Can you pass types as arguments in OCaml like one does in Coq (or are type variables usually decided by type inference)?

I am trying to make comparisons with Coq just to learn more about functional programming and proof assistants (and their relationships and difference).

The simplest example is the polymorphic identity function. In Coq it is easy to pass types as actual arguments and show them explicitly in function e.g.

  Check fun {T: Type} (x:T) => x.

output

fun (T : Type) (x : T) => x
     : forall T : Type, T -> T

or

  Definition id (T:Type) (x:T) := x.
  Check id.

output:

id
     : forall T : Type, T -> T

and I can call it with

  Compute id nat 1.

output

     = 1
     : nat

Notice that I passed nat as an argument.
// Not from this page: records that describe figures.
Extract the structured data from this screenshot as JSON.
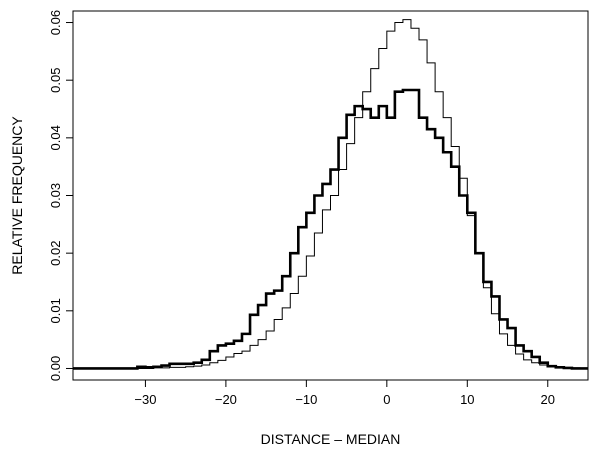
{
  "chart_data": {
    "type": "line",
    "title": "",
    "xlabel": "DISTANCE – MEDIAN",
    "ylabel": "RELATIVE FREQUENCY",
    "xlim": [
      -39,
      25
    ],
    "ylim": [
      -0.002,
      0.062
    ],
    "x_ticks": [
      -30,
      -20,
      -10,
      0,
      10,
      20
    ],
    "x_tick_labels": [
      "−30",
      "−20",
      "−10",
      "0",
      "10",
      "20"
    ],
    "y_ticks": [
      0.0,
      0.01,
      0.02,
      0.03,
      0.04,
      0.05,
      0.06
    ],
    "y_tick_labels": [
      "0.00",
      "0.01",
      "0.02",
      "0.03",
      "0.04",
      "0.05",
      "0.06"
    ],
    "grid": false,
    "legend": "none",
    "bin_edges": [
      -39,
      -38,
      -37,
      -36,
      -35,
      -34,
      -33,
      -32,
      -31,
      -30,
      -29,
      -28,
      -27,
      -26,
      -25,
      -24,
      -23,
      -22,
      -21,
      -20,
      -19,
      -18,
      -17,
      -16,
      -15,
      -14,
      -13,
      -12,
      -11,
      -10,
      -9,
      -8,
      -7,
      -6,
      -5,
      -4,
      -3,
      -2,
      -1,
      0,
      1,
      2,
      3,
      4,
      5,
      6,
      7,
      8,
      9,
      10,
      11,
      12,
      13,
      14,
      15,
      16,
      17,
      18,
      19,
      20,
      21,
      22,
      23,
      24,
      25
    ],
    "series": [
      {
        "style": "thin",
        "values": [
          0.0,
          0.0,
          0.0,
          0.0,
          0.0,
          0.0,
          0.0,
          0.0,
          0.0,
          0.0,
          0.0001,
          0.0001,
          0.0002,
          0.0002,
          0.0003,
          0.0004,
          0.0006,
          0.001,
          0.0014,
          0.002,
          0.0026,
          0.003,
          0.004,
          0.005,
          0.0065,
          0.0085,
          0.0105,
          0.013,
          0.016,
          0.0195,
          0.0235,
          0.0275,
          0.03,
          0.0345,
          0.039,
          0.0435,
          0.048,
          0.052,
          0.0555,
          0.0585,
          0.06,
          0.0605,
          0.059,
          0.057,
          0.053,
          0.048,
          0.0435,
          0.0385,
          0.033,
          0.0265,
          0.02,
          0.014,
          0.0095,
          0.006,
          0.004,
          0.0025,
          0.0015,
          0.001,
          0.0006,
          0.0004,
          0.0002,
          0.0001,
          0.0001,
          0.0
        ]
      },
      {
        "style": "bold",
        "values": [
          0.0,
          0.0,
          0.0,
          0.0,
          0.0,
          0.0,
          0.0,
          0.0,
          0.0003,
          0.0002,
          0.0003,
          0.0005,
          0.0008,
          0.0008,
          0.0008,
          0.001,
          0.0015,
          0.003,
          0.004,
          0.0043,
          0.0048,
          0.006,
          0.0093,
          0.011,
          0.013,
          0.0135,
          0.016,
          0.02,
          0.0245,
          0.027,
          0.03,
          0.032,
          0.0345,
          0.04,
          0.044,
          0.0455,
          0.045,
          0.0435,
          0.0455,
          0.0435,
          0.048,
          0.0483,
          0.0483,
          0.0435,
          0.0415,
          0.04,
          0.0375,
          0.035,
          0.03,
          0.027,
          0.02,
          0.015,
          0.0125,
          0.0085,
          0.007,
          0.004,
          0.003,
          0.002,
          0.001,
          0.0004,
          0.0002,
          0.0001,
          0.0,
          0.0
        ]
      }
    ]
  }
}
Can this be done in Ocaml or does type inference the only way to determine the values of type variables like 'a? (my guess is that one cannot pass them since I’ve never seen them and I read somewhere that the type system of OCaml is decidable so my guess is that there is no need…)

It is possible (but a bit heavy) to pass “types as arguments” by using first-class modules:

# module type T = sig type t end;;
module type T = sig type t end
# let id (type a) (module M : T with type t = a) (x : a) = x;;
val id : (module T with type t = 'a) -> 'a -> 'a = <fun>

You can call it with

# id (module (struct type t = int end)) 1;;
- : int = 1

Note that this kind of code is made both more convenient and more powerful by the ongoing work in Modular explicits by mrmr1993 · Pull Request #9187 · ocaml/ocaml · GitHub

Cheers,
Nicolas

I have never used Coq so I am not absolutely certain what question the OP is asking, but GADTs can also carry along with them arbitrary types:

type _ alternatives =
  | First: int alternatives
  | Second: float alternatives

let do_it (type t) (alts: t alternatives) (t:t) =
  match alts with | First -> Printf.printf "First: %d\n" t
                  | Second -> Printf.printf "Second: %f\n" t

let () = do_it First 50